The new law also required that the State of Minnesota, Department of Human Services maintain
a Child Support Calculator on their web site. This calculator applies the new formula and
computes each parent’s respective obligations for Basic Child Support, Health Insurance &
Uncovered Expense Contributions, and Child Care Expense Contributions. In order to use the
Child Support Calculator, you will need to have the following information:

  • Each parent’s gross monthly income;
  • The number of children living in each parent’s home;
  • The amount of any other child support or spousal maintenance; orders
  • The amount of any Social Security or Veterans benefits being; received
  • The cost for both medical and dental insurance coverage;
  • The cost of any work-related or education-related child care; and
  • The percentage of court-ordered parenting time for each parent.

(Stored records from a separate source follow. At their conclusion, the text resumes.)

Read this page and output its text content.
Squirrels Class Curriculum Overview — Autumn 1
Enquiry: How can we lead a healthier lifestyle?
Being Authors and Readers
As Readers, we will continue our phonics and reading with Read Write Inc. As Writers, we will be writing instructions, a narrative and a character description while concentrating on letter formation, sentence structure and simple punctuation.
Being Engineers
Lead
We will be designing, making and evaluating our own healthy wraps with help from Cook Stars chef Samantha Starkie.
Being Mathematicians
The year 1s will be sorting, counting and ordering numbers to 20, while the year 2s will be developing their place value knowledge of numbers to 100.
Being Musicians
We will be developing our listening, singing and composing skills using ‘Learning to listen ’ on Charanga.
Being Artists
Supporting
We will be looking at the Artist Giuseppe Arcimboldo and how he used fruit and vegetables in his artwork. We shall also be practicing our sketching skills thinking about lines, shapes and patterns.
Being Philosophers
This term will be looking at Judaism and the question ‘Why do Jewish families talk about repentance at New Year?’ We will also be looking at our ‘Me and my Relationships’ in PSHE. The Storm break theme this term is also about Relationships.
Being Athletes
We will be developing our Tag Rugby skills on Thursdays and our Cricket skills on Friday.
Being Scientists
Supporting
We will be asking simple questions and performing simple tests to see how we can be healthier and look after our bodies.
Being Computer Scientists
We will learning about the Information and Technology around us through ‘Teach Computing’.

The new Minnesota Child Support Guidelines Calculator can be accessed at

http://childsupportcalculator.dhs.state.mn.us/

Although it is very common for many support obligations to be established or
modified through the so-called “Expedited Process”, with the assitance
of a Child Support Magistrate, it is just as important at these hearings, for
parents to have the benefit of competent legal representation. Although the hearings
may seem informal and are conducted with the help of county employees (usually
through the County Attorney’s Child Support Collections Office), the county employees
are usually not attorneys. They may or may not take all relevant factors into
consideration. Also, the county is always represented by an attorney who knows
the law, while the parents may or may not be. Persons being obligated to pay support
may be at an extreme disadvantage in these proceedings because they do not know the
law, and no one is looking out for their interests. Parents who are to receive or pay
child support should consult with an experienced attorney ensure that their rights
are fully protected. If a county employee is telling you, “… you don’t need
an attorney”, then you may want to ask them why the County ALWAYS has their
attorney present on its behalf at these hearings. Many family law attorneys charge
only a small fee for an initial half-hour consultation. If you wait until after an
order is entered by the court, it will likely be much more difficult, and sometimes
impossible, for you or your attorney to change the order at a later date.